Ivan Vassilievitch change de profession (1973)

Succès immédiat dès sa sortie, IVAN VASSILIEVITCH CHANGE DE PROFESSION (Иван Васильевич меняет профессию), réalisé par Leonid Gaïdaï, une histoire d’aller-retours spatio-temporels entre l’URSS et la tyrannie d’Ivan le Terrible, est prétexte à une suite de gags loufoques et d’anachronismes ; une comédie toujours culte en Russie, malgré d’évidents défauts et l’usure du temps.

Dans son appartement, qui lui sert aussi de laboratoire, Chourik Timofeev met au point une machine à remonter le temps. Comme ses expériences bruyantes dérangent trop souvent les autres habitants de l’immeuble, Ivan Vassilievitch, le gérant, s’apprête à lui faire un énième rappel à l’ordre. Pendant ce temps, un cambrioleur visite l’appartement voisin.
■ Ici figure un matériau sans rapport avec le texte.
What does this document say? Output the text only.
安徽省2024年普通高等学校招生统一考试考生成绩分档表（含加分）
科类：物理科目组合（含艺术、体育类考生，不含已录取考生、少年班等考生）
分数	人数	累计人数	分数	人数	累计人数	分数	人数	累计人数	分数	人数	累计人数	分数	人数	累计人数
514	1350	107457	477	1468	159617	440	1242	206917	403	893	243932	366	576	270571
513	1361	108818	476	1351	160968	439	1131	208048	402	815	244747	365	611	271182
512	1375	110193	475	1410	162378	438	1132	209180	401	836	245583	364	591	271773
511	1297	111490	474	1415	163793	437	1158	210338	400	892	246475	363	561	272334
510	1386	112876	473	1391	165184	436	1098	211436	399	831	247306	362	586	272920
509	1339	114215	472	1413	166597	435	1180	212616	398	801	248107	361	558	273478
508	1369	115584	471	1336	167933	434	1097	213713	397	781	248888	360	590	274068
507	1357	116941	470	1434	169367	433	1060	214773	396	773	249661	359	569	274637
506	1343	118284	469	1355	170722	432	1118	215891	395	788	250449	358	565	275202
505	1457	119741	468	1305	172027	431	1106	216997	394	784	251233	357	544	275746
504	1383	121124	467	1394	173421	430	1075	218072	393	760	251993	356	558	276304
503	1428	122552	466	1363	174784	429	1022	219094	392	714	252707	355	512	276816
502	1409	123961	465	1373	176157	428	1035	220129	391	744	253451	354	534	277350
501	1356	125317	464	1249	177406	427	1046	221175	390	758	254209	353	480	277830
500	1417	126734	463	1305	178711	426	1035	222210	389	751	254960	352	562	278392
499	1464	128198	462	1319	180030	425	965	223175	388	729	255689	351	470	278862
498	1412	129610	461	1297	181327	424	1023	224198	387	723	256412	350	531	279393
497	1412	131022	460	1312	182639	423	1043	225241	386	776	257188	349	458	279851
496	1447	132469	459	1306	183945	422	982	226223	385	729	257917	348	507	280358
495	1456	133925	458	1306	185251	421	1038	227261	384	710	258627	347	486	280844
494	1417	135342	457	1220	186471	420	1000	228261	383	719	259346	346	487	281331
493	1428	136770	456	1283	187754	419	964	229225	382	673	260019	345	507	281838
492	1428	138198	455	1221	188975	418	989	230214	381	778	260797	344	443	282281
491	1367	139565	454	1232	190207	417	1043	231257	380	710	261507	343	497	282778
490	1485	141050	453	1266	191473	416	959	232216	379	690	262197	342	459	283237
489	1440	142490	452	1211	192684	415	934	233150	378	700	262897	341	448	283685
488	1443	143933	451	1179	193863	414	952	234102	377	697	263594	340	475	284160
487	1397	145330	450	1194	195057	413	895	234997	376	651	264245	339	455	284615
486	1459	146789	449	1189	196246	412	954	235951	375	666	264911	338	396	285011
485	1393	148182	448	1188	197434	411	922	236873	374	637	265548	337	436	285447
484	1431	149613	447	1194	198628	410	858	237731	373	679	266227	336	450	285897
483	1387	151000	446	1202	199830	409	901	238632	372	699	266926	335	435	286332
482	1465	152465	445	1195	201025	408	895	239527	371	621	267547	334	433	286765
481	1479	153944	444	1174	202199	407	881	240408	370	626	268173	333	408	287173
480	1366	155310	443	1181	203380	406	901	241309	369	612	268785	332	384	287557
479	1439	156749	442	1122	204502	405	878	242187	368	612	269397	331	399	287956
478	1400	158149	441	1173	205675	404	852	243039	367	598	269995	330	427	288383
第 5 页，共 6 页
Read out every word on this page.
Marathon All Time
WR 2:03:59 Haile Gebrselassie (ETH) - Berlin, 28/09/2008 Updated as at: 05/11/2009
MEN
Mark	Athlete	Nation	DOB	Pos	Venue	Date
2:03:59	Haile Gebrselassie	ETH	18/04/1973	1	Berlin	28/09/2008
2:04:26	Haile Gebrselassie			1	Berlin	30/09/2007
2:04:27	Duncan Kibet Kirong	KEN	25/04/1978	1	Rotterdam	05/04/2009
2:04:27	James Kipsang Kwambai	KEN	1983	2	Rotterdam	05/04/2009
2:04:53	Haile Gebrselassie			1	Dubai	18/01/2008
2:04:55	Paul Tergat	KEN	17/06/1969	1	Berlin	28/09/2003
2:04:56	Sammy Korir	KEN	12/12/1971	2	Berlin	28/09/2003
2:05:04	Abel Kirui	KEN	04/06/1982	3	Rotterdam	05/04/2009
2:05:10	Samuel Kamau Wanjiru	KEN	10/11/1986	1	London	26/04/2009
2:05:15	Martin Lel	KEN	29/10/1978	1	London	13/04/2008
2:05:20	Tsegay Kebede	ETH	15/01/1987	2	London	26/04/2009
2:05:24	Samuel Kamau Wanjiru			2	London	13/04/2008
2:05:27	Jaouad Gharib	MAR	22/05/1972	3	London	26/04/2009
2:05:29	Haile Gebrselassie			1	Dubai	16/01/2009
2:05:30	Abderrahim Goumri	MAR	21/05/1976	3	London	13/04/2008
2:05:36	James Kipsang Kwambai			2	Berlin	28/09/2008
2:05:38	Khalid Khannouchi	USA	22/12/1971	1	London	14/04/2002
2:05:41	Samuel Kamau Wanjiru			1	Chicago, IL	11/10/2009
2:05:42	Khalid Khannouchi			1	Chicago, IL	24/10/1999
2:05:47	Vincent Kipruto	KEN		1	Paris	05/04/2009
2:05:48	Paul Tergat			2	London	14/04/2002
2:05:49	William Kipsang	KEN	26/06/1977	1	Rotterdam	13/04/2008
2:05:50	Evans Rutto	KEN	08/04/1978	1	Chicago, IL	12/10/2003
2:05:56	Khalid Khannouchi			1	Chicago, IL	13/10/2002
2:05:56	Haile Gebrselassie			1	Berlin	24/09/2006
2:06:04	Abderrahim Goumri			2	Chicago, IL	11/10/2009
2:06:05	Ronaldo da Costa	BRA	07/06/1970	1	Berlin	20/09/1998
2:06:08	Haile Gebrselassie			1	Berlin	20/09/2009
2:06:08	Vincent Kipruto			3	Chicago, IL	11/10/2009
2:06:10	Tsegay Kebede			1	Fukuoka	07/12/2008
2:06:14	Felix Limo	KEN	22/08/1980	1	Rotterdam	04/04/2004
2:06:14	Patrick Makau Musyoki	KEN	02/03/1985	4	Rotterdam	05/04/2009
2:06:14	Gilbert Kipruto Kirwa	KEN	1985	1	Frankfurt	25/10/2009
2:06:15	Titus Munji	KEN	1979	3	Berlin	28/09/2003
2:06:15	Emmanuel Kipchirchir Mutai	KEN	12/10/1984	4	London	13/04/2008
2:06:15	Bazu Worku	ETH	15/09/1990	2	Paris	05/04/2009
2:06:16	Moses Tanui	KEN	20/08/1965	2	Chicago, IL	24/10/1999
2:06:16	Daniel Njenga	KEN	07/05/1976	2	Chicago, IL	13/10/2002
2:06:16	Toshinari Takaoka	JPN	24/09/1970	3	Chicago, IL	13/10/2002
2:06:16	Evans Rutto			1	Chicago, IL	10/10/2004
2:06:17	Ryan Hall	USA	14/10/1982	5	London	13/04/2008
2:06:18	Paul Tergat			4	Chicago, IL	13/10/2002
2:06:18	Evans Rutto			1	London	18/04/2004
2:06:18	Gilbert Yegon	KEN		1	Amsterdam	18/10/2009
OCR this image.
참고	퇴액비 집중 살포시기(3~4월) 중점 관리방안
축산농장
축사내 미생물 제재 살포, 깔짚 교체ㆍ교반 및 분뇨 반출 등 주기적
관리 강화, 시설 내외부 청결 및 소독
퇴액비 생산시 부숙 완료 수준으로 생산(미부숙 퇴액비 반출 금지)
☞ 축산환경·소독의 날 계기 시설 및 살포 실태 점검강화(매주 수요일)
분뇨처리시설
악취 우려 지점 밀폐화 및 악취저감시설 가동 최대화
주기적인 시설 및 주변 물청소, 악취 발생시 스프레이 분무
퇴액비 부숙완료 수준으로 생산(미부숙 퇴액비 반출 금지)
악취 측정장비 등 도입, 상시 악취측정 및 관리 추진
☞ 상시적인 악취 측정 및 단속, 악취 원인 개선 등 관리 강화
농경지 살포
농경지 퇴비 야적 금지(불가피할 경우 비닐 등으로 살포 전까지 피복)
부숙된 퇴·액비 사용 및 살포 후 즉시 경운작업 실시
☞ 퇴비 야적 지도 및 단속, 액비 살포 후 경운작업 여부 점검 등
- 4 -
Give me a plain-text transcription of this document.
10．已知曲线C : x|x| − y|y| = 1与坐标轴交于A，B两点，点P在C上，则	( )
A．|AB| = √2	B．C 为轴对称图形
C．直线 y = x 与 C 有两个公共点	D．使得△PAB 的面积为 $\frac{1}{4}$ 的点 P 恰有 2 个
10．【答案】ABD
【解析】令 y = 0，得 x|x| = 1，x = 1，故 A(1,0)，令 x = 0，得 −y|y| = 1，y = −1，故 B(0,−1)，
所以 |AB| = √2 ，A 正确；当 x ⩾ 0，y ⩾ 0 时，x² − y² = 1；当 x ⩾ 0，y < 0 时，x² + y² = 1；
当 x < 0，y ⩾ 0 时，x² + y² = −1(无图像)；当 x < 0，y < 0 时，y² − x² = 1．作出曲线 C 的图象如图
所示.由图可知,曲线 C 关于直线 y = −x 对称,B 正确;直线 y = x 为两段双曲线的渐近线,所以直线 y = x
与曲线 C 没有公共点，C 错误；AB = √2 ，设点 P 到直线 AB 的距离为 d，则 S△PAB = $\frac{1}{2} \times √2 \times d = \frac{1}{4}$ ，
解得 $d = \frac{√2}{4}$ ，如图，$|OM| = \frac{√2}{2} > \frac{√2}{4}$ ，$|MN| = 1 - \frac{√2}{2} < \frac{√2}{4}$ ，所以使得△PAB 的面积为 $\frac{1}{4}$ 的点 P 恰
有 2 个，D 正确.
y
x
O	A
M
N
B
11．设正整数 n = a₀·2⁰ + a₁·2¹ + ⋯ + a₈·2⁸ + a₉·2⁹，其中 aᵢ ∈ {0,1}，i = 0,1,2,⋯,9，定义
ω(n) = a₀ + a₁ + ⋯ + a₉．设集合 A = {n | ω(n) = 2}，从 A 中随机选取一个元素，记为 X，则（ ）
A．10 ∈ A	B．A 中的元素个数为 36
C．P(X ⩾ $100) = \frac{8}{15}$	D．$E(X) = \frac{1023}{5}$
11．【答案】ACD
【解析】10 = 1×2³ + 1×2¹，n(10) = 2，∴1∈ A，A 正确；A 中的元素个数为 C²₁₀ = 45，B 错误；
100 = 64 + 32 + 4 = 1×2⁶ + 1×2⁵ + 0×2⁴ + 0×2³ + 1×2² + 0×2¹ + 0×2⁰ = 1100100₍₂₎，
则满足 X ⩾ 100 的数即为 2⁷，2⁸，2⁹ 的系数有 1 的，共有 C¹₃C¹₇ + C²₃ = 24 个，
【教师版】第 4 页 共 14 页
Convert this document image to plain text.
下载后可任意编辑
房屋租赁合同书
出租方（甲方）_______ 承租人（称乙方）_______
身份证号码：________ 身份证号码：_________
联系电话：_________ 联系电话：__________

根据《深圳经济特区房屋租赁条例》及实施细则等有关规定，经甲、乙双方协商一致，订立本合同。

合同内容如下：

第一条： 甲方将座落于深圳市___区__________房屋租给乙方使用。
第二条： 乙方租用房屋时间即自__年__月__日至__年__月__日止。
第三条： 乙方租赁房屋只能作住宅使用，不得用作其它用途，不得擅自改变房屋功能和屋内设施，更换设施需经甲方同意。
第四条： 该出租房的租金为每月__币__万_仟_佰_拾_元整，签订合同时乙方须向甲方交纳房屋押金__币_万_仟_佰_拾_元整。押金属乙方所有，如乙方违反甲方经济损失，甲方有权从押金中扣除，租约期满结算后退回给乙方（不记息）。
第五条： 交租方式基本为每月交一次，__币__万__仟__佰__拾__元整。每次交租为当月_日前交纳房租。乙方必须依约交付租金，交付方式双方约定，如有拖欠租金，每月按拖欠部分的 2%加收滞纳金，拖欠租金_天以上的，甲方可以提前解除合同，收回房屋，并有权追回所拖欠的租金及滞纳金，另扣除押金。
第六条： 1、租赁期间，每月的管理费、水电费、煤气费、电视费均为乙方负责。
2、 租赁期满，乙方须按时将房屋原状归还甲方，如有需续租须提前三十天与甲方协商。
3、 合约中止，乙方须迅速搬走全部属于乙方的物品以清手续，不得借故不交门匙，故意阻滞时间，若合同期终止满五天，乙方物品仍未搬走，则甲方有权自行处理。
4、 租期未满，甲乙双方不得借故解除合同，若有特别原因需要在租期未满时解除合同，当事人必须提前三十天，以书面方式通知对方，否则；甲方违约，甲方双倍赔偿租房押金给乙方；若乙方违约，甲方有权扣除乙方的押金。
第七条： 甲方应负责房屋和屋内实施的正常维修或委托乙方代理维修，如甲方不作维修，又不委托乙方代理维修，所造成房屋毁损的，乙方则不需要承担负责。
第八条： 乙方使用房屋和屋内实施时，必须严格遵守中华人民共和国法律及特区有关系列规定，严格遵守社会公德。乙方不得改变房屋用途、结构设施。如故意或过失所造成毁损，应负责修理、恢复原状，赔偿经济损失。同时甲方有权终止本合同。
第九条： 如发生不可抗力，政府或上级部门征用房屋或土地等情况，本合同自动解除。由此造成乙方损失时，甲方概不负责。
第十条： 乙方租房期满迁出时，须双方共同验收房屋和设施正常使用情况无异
Les trois hommes se retrouvent rapidement dans la même pièce, intrigués par la fabuleuse machine de Timofeev ; mais lorsque celle-ci se met en marche, Ivan Vassilievitch et le cambrioleur se retrouvent prisonniers du Kremlin au XVIe siècle, tandis que le tsar Ivan le Terrible débarque dans les années 1970.

En 1972, le réalisateur Leonid Gaïdaï est l’un des rois de la comédie soviétique ; tous ses films rencontrent un immense succès auprès d’un public fidèle et adepte de son ironie affable, toujours servie par des acteurs populaires. Pour sa troisième et dernière aventure de Chourik, il choisit d’adapter une pièce méconnue de Mikhaïl Boulgakov, Ivan Vassilievitch (Иван Васильевич), écrite en 1935 mais publiée pour la première fois en URSS au milieu des années 1960.

Sous le règne de Staline, la pièce originelle de Boulgakov cherchait à ridiculiser la nouvelle « aristocratie » soviétique, formée dans les années qui avaient suivi la Révolution de 1917 et la guerre civile : le tsar Ivan le Terrible débarquait dans le Moscou des années 1930, avec sa force, sa vigueur et ses valeurs patriotiques respectables, tandis que son « double » contemporain, Ivan Vassilievitch Bouncha, figurait l’archétype du parvenu cupide, lâche et mesquin, asservissant sans scrupules le petit peuple ouvrier dont il se réclamait pourtant.

Dans un premier temps, Gaïdaï adapta la pièce à son époque et supprima beaucoup de références désuètes, incompréhensibles pour le public soviétique des années 1970. Il proposa une première version du scénario à Youri Nikouline, lequel refusa catégoriquement d’interpréter le tsar Ivan, craignant une censure totale du film avant sa sortie. Après plusieurs essais, c’est finalement l’acteur Youri Yakovlev qui fut retenu, grâce à son imposante stature et sa voix grave.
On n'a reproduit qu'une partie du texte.